FilterViT and DropoutViT
This work addresses computational bottlenecks in ViTs for computer vision tasks, offering a more efficient and interpretable approach, though it appears incremental as it builds on existing ViT architectures.
The paper tackles the computational inefficiency of Vision Transformers (ViTs) when performing attention on high-resolution feature maps by introducing a filter attention mechanism that selects top-K informative pixels, reducing tokens and complexity. Experimental results show improved parameter efficiency, computational speed, and accuracy compared to existing models.
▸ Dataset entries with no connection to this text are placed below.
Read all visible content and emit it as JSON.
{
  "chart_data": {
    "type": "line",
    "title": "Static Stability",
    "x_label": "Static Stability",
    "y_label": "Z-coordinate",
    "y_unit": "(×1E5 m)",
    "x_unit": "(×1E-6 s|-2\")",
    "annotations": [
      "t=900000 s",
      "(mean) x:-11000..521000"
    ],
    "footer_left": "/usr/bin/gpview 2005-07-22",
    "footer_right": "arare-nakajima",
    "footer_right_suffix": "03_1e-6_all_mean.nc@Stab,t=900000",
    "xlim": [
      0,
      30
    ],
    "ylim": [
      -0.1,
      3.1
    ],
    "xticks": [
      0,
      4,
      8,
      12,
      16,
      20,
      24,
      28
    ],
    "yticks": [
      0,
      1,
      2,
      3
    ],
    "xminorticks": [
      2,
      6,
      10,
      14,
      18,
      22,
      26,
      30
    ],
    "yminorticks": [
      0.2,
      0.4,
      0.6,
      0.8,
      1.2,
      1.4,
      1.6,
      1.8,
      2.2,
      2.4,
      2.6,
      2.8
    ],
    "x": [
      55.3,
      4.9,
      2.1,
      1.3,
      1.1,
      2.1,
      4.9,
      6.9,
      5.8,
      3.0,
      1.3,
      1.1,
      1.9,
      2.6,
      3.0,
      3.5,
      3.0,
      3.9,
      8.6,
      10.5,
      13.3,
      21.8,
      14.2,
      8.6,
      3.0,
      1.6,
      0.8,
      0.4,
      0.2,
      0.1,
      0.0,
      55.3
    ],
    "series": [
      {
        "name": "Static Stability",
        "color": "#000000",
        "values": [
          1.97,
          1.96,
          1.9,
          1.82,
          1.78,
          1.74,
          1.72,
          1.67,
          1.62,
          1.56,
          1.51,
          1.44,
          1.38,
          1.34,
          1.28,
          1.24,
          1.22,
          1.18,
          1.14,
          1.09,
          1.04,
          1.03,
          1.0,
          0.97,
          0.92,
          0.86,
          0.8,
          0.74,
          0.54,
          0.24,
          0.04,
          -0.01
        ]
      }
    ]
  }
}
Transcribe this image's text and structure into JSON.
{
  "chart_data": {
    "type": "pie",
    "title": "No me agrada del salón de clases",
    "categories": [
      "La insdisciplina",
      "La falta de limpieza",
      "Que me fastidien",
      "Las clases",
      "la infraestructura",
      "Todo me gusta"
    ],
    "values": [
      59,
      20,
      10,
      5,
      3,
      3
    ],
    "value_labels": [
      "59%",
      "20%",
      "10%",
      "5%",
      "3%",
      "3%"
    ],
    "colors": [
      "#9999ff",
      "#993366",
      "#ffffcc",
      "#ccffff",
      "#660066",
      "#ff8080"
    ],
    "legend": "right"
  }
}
In this study, we introduce an enhanced version of ViT that conducts attention-based QKV operations during the initial stages of downsampling. Performing attention directly on high-resolution feature maps is computationally demanding due to the large size and numerous tokens. To mitigate this, we propose a filter attention mechanism that uses a Filter Block to create a salient mask (Filter Mask) for selecting the most informative pixels for attention. The Filter Block scores the pixels of the feature map, and we sort these scores to retain only the top K pixels (with K varying across layers). This approach effectively decreases the number of tokens involved in the attention computation, reducing computational complexity and boosting processing speed. Furthermore, the salient mask provides interpretability, as the model focuses on regions of the image most critical to the outcome. Our experimental results show that this model improves parameter efficiency and computational speed while enhancing accuracy. Compared to existing models, our approach significantly reduces resource consumption while maintaining high performance.